L’hypothèque déplacée
Il est possible de se garantir par une hypothèque portant sur un bien autre que celui objet de l’opération ; l’hypothèque est dite déplacée.
L'hypothèque (déplacée) est sur un autre bien que celui de l’opération.
L'hypothèque est une garantie qui porte sur le bien immobilier. Le créancier, en cas de non-paiement, pourra obtenir la saisie du bien qui sera vendu par adjudication (aux enchères) pour se rembourser.

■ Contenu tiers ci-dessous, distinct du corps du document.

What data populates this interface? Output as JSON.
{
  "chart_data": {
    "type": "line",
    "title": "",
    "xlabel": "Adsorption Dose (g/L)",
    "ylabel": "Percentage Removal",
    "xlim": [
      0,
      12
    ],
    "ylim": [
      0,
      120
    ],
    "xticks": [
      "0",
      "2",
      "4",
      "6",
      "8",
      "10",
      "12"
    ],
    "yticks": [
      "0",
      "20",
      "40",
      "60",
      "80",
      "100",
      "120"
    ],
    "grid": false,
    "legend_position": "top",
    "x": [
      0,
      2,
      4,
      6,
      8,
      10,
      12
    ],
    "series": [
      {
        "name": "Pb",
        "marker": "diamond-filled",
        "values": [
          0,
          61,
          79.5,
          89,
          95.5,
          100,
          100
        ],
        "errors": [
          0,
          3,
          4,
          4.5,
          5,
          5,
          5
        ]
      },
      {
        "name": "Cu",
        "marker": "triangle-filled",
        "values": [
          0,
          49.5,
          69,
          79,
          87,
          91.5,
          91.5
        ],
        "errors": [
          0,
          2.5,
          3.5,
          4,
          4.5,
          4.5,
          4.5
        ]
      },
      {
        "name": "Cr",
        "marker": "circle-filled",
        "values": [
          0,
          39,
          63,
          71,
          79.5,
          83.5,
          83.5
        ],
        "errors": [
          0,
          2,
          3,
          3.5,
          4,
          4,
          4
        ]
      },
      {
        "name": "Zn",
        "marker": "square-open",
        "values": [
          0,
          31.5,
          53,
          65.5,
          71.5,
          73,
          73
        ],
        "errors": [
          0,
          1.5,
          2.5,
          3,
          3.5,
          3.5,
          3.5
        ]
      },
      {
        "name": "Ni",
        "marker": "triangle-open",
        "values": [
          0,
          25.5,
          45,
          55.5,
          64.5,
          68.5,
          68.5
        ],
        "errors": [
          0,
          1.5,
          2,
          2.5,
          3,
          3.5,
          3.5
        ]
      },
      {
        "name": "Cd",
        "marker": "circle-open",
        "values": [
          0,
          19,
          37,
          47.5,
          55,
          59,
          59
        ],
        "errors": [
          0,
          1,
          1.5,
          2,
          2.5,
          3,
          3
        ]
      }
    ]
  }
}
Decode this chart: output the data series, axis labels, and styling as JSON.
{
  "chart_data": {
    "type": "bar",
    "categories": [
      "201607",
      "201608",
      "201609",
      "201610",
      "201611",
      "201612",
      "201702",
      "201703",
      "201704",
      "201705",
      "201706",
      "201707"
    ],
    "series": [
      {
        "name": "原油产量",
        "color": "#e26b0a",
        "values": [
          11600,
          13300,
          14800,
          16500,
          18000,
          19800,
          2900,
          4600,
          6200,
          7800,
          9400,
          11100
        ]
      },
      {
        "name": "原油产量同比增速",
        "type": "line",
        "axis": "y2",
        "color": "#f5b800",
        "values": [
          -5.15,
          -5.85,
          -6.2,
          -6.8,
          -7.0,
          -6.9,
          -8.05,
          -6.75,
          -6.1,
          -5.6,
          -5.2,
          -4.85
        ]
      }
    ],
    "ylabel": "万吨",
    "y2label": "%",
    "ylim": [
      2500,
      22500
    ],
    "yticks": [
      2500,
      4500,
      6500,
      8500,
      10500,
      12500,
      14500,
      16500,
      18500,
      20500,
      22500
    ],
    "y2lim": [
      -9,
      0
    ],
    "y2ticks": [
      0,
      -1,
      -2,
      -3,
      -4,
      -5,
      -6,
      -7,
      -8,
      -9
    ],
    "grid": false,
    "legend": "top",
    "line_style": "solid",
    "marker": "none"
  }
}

En l’espèce, l’hypothèque est dite “déplacée” car elle est prise sur un bien autre que celui objet du viager. C’est donc un autre bien que celui qui est acheté en viager qui sert de garantie.
Pour rappel, ’hypothèque doit être rédigée par un notaire et publiée au service de publicité foncière.
Le cautionnement
Le cautionnement est un contrat par lequel une personne appelée « caution » ou encore un organisme de caution, s'engage à rembourser une personne à la place d'une autre si cette dernière ne remplit pas ses obligations.
Le cautionnement personnel participe à un formalisme rédactionnel :
- Il est soit sous seing privé ou sous acte notarié.
- Il peut être illimité en montant.
- Son terme peut ne pas être stipulé.
La caution se présente sous la forme de caution simple ou solidaire.
Caution simple :
- Avec la caution simple, il n’y a pas de solidarité avec le débiteur à savoir le débirentier.
- Il y a le bénéfice de discussion, ce qui signifie que la caution peut exiger qu’en priorité des poursuites soient engagées contre le débirentier.
- Il y a le bénéfice de division, ce qui signifie que la caution peut exiger que la somme demandée soit divisée par le nombre de cautions dans le cas où elles seraient plusieurs.
Caution solidaire :
- Avec la caution solidaire, il n’y a ni bénéfice de discussion ni de division.
- Le créancier peut poursuivre directement la caution sans avoir à prouver d’autres démarches préalables auprès du débiteur.
C’est le cautionnement solidaire qui est le plus utilisé.
Acquéreur d’un bien
Dans le cadre de l’achat en viager, une garantie peut être demandée. C’est une façon de s’assurer si les versements de la rente ne sont plus honorés.
En garantie supplémentaire, le cautionnement solidaire d’un tiers peut venir en garantie, en cas de défaillance d’un débirentier personne morale (SCI ou société commerciale).
Acquérir un viager par l’intermédiaire d’une SCI (Société Civile Immobilière) : il est d’usage que le vendeur réclame un cautionnement du ou des gérants.
Zoom
Achat en viager par un commerçant, un artisan ou une profession libérale et droit des procédures collectives.
Une garantie supplémentaire peut être demandée comme le cautionnement solidaire d’un tiers en cas de défaillance.
Effectivement dans le cas de redressement ou de liquidation judiciaire, la caution d’une personne physique s’avère plus facile à mettre en œuvre, que l’exercice d’une garantie hypothécaire.